I have cocultured Enchytraeus with springtails when feeding small caudates without any problems. 

Ed


----------



## Peter Keane (Jun 11, 2005)

Wow, I like all these ideas and comments... Thank You all so very much... Peter


----------



## Lazlo (Jan 19, 2007)

I´ve had the same problem a few times and every time the culture died. I put the culturesubstrate in a microwave och an ordinary oven for a while to kill of any organisms. Haven´t had a problem since.


----------



## aquick (Jan 17, 2008)

Fish and small caudates love those worms, if you have any--I'd use 'em for that and start a new springtail culture, but that's me.


----------



## aquick (Jan 17, 2008)

have any fish or small caudates that is


----------



## Peter Keane (Jun 11, 2005)

aquick.. I do indeed have salamanders/newts... and I also have some prized Discus and angelfish.. I will give this a try .. Thanks

Lazlo.. that's looking more like a few these will be going.. a few cultures at a time.. but I think I will now culture some of these grindal worms also.. Thanx.. Peter


----------



## Toad and Bun (Feb 11, 2008)

I've had cultures of whiteworms (Enchytraeus albidus?) that are literally covered with springtails. It's funny so few in "the frog community"know whiteworms! They're impossible to kill and would fatten up frogs like no other. They're just the right size and wiggly too.

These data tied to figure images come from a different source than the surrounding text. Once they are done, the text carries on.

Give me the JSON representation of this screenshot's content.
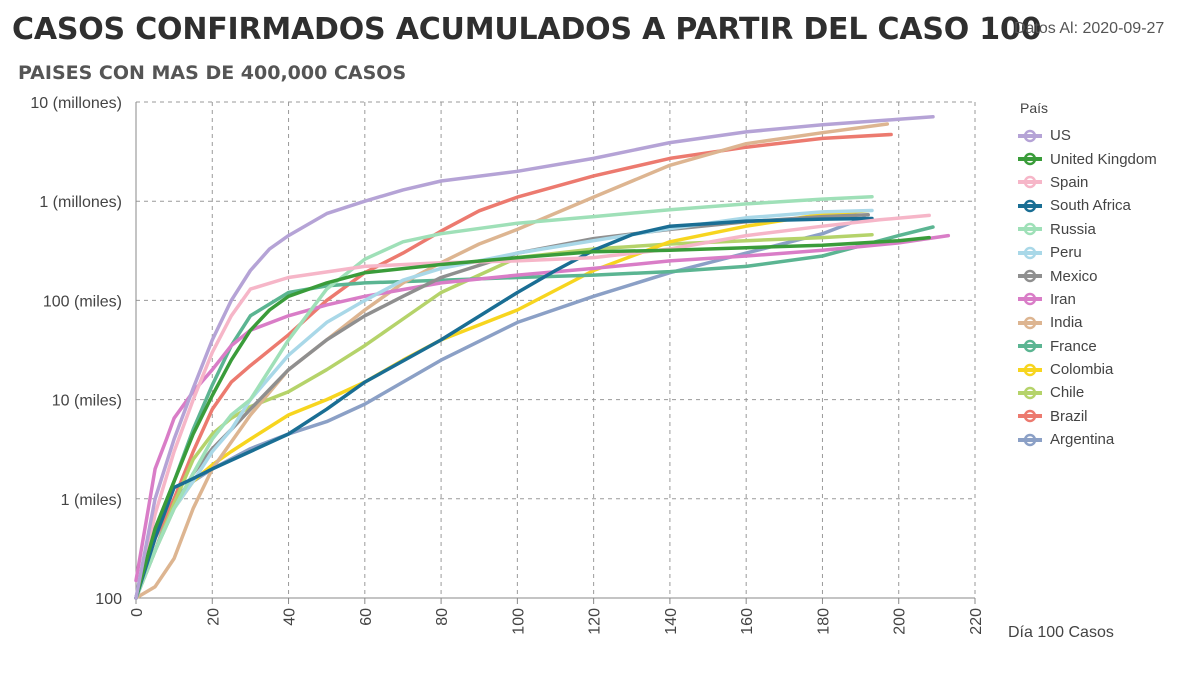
{
  "header": {
    "title": "CASOS CONFIRMADOS ACUMULADOS A PARTIR DEL CASO 100",
    "date_label": "Datos Al: 2020-09-27",
    "subtitle": "PAISES CON MAS DE 400,000 CASOS"
  },
  "legend": {
    "title": "País"
  },
  "chart_data": {
    "type": "line",
    "title": "CASOS CONFIRMADOS ACUMULADOS A PARTIR DEL CASO 100",
    "subtitle": "PAISES CON MAS DE 400,000 CASOS",
    "xlabel": "Día 100 Casos",
    "ylabel": "",
    "xlim": [
      0,
      220
    ],
    "ylim": [
      100,
      10000000
    ],
    "yscale": "log",
    "grid": true,
    "legend_position": "right",
    "x_ticks": [
      "0",
      "20",
      "40",
      "60",
      "80",
      "100",
      "120",
      "140",
      "160",
      "180",
      "200",
      "220"
    ],
    "y_ticks": [
      {
        "value": 100,
        "label": "100"
      },
      {
        "value": 1000,
        "label": "1 (miles)"
      },
      {
        "value": 10000,
        "label": "10 (miles)"
      },
      {
        "value": 100000,
        "label": "100 (miles)"
      },
      {
        "value": 1000000,
        "label": "1 (millones)"
      },
      {
        "value": 10000000,
        "label": "10 (millones)"
      }
    ],
    "series": [
      {
        "name": "US",
        "color": "#b5a3d6",
        "x": [
          0,
          5,
          10,
          15,
          20,
          25,
          30,
          35,
          40,
          50,
          60,
          70,
          80,
          100,
          120,
          140,
          160,
          180,
          200,
          209
        ],
        "y": [
          100,
          1000,
          4000,
          13000,
          40000,
          100000,
          200000,
          330000,
          450000,
          750000,
          1000000,
          1300000,
          1600000,
          2000000,
          2700000,
          3900000,
          5000000,
          5900000,
          6700000,
          7100000
        ]
      },
      {
        "name": "United Kingdom",
        "color": "#3a9c3a",
        "x": [
          0,
          5,
          10,
          15,
          20,
          25,
          30,
          35,
          40,
          50,
          60,
          80,
          100,
          120,
          140,
          160,
          180,
          200,
          208
        ],
        "y": [
          100,
          500,
          1500,
          4500,
          11000,
          25000,
          50000,
          80000,
          110000,
          150000,
          190000,
          230000,
          270000,
          310000,
          320000,
          340000,
          360000,
          400000,
          430000
        ]
      },
      {
        "name": "Spain",
        "color": "#f6b6c8",
        "x": [
          0,
          3,
          5,
          10,
          15,
          20,
          25,
          30,
          40,
          60,
          80,
          100,
          120,
          140,
          160,
          180,
          195,
          208
        ],
        "y": [
          100,
          300,
          700,
          3000,
          10000,
          30000,
          70000,
          130000,
          170000,
          220000,
          240000,
          250000,
          270000,
          330000,
          450000,
          560000,
          650000,
          720000
        ]
      },
      {
        "name": "South Africa",
        "color": "#1a6e94",
        "x": [
          0,
          5,
          10,
          15,
          20,
          30,
          40,
          50,
          60,
          80,
          100,
          110,
          120,
          130,
          140,
          160,
          180,
          193
        ],
        "y": [
          100,
          400,
          1300,
          1600,
          2000,
          3000,
          4500,
          8000,
          15000,
          40000,
          120000,
          200000,
          320000,
          460000,
          560000,
          630000,
          660000,
          670000
        ]
      },
      {
        "name": "Russia",
        "color": "#9fe0b8",
        "x": [
          0,
          5,
          10,
          15,
          20,
          25,
          30,
          40,
          50,
          60,
          70,
          80,
          100,
          120,
          140,
          160,
          180,
          193
        ],
        "y": [
          100,
          300,
          800,
          1800,
          4000,
          7000,
          10000,
          40000,
          130000,
          260000,
          390000,
          470000,
          600000,
          700000,
          820000,
          940000,
          1050000,
          1110000
        ]
      },
      {
        "name": "Peru",
        "color": "#a9d8e8",
        "x": [
          0,
          5,
          10,
          15,
          20,
          25,
          30,
          40,
          50,
          60,
          70,
          80,
          90,
          100,
          120,
          140,
          160,
          180,
          193
        ],
        "y": [
          100,
          300,
          800,
          1500,
          3000,
          5000,
          10000,
          28000,
          60000,
          100000,
          160000,
          210000,
          250000,
          300000,
          400000,
          530000,
          680000,
          780000,
          805000
        ]
      },
      {
        "name": "Mexico",
        "color": "#8f8f8f",
        "x": [
          0,
          5,
          10,
          15,
          20,
          25,
          30,
          40,
          50,
          60,
          70,
          80,
          100,
          120,
          140,
          160,
          180,
          192
        ],
        "y": [
          100,
          300,
          800,
          1800,
          3200,
          5000,
          8000,
          20000,
          40000,
          70000,
          110000,
          170000,
          300000,
          420000,
          520000,
          620000,
          700000,
          730000
        ]
      },
      {
        "name": "Iran",
        "color": "#d97dc7",
        "x": [
          0,
          3,
          5,
          8,
          10,
          15,
          20,
          25,
          30,
          40,
          50,
          60,
          80,
          100,
          120,
          140,
          160,
          180,
          200,
          213
        ],
        "y": [
          150,
          700,
          2000,
          4000,
          6500,
          12000,
          20000,
          35000,
          50000,
          70000,
          90000,
          110000,
          150000,
          180000,
          210000,
          250000,
          280000,
          320000,
          380000,
          450000
        ]
      },
      {
        "name": "India",
        "color": "#ddb591",
        "x": [
          0,
          5,
          10,
          15,
          20,
          30,
          40,
          50,
          60,
          70,
          80,
          90,
          100,
          120,
          140,
          160,
          180,
          197
        ],
        "y": [
          100,
          130,
          250,
          800,
          2000,
          7000,
          20000,
          40000,
          80000,
          150000,
          240000,
          370000,
          520000,
          1100000,
          2300000,
          3800000,
          4900000,
          6000000
        ]
      },
      {
        "name": "France",
        "color": "#5bb592",
        "x": [
          0,
          5,
          10,
          15,
          20,
          25,
          30,
          40,
          50,
          60,
          80,
          100,
          120,
          140,
          160,
          180,
          200,
          209
        ],
        "y": [
          100,
          500,
          1500,
          5000,
          14000,
          35000,
          70000,
          120000,
          140000,
          150000,
          160000,
          170000,
          180000,
          195000,
          220000,
          280000,
          450000,
          550000
        ]
      },
      {
        "name": "Colombia",
        "color": "#f7d51f",
        "x": [
          0,
          5,
          10,
          15,
          20,
          25,
          30,
          40,
          50,
          60,
          70,
          80,
          100,
          120,
          140,
          160,
          180,
          192
        ],
        "y": [
          100,
          300,
          800,
          1500,
          2200,
          3000,
          4000,
          7000,
          10000,
          15000,
          25000,
          40000,
          80000,
          200000,
          390000,
          560000,
          740000,
          800000
        ]
      },
      {
        "name": "Chile",
        "color": "#b5d36a",
        "x": [
          0,
          5,
          10,
          15,
          20,
          25,
          30,
          40,
          50,
          60,
          70,
          80,
          100,
          120,
          140,
          160,
          180,
          193
        ],
        "y": [
          100,
          300,
          900,
          2500,
          4500,
          6500,
          8500,
          12000,
          20000,
          35000,
          65000,
          120000,
          270000,
          330000,
          370000,
          400000,
          430000,
          460000
        ]
      },
      {
        "name": "Brazil",
        "color": "#ec7a6f",
        "x": [
          0,
          5,
          10,
          15,
          20,
          25,
          30,
          40,
          50,
          60,
          70,
          80,
          90,
          100,
          120,
          140,
          160,
          180,
          198
        ],
        "y": [
          100,
          400,
          1000,
          3000,
          8000,
          15000,
          22000,
          45000,
          100000,
          190000,
          300000,
          500000,
          800000,
          1100000,
          1800000,
          2700000,
          3500000,
          4300000,
          4700000
        ]
      },
      {
        "name": "Argentina",
        "color": "#8ba0c6",
        "x": [
          0,
          5,
          10,
          15,
          20,
          30,
          40,
          50,
          60,
          80,
          100,
          120,
          140,
          160,
          180,
          191
        ],
        "y": [
          100,
          300,
          1000,
          1500,
          2000,
          3200,
          4500,
          6000,
          9000,
          25000,
          60000,
          110000,
          190000,
          300000,
          470000,
          680000
        ]
      }
    ]
  }
}
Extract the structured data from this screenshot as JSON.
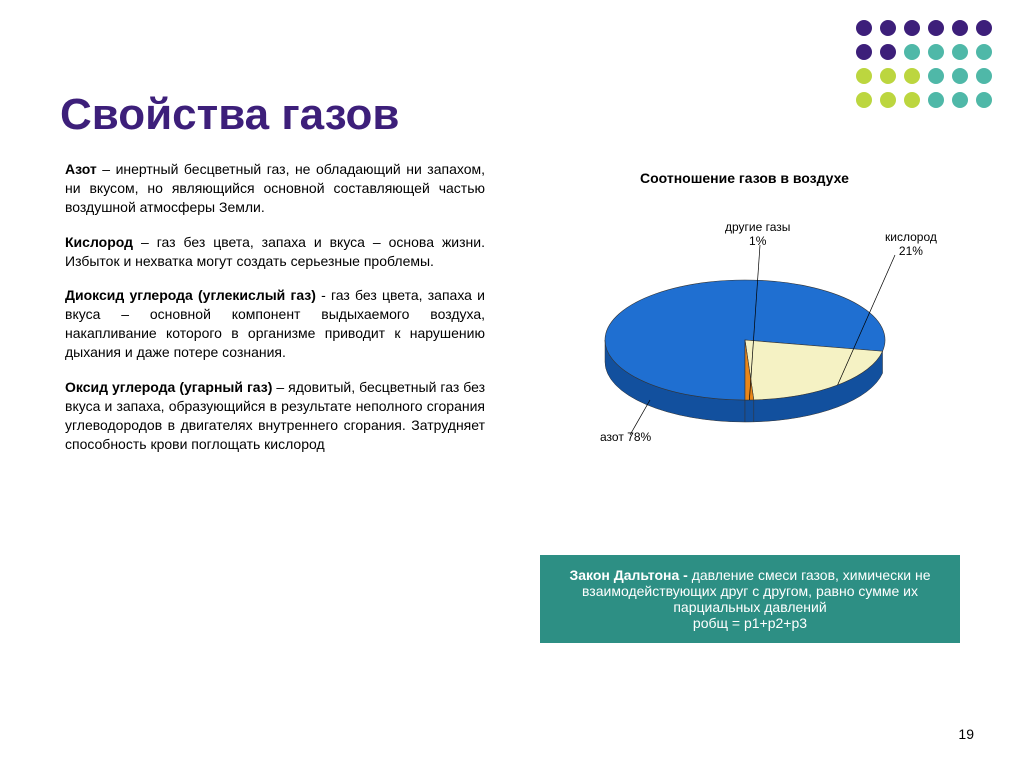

These used to be popular for fish food but for some reason they've become unpopular. Frankly, there are very few fish from 1/2" to 5" long that I'd try to spawn without em. They still seem to be popular with killifish folks and others who raise fish that won't eat flake (like Jackie's dwarf puffers...).

I haven't got any frogs yet but I intend to feed them whiteworms... I'm confident they'll eat the heck out of em, if only as treats. Anyone else tried em?


----------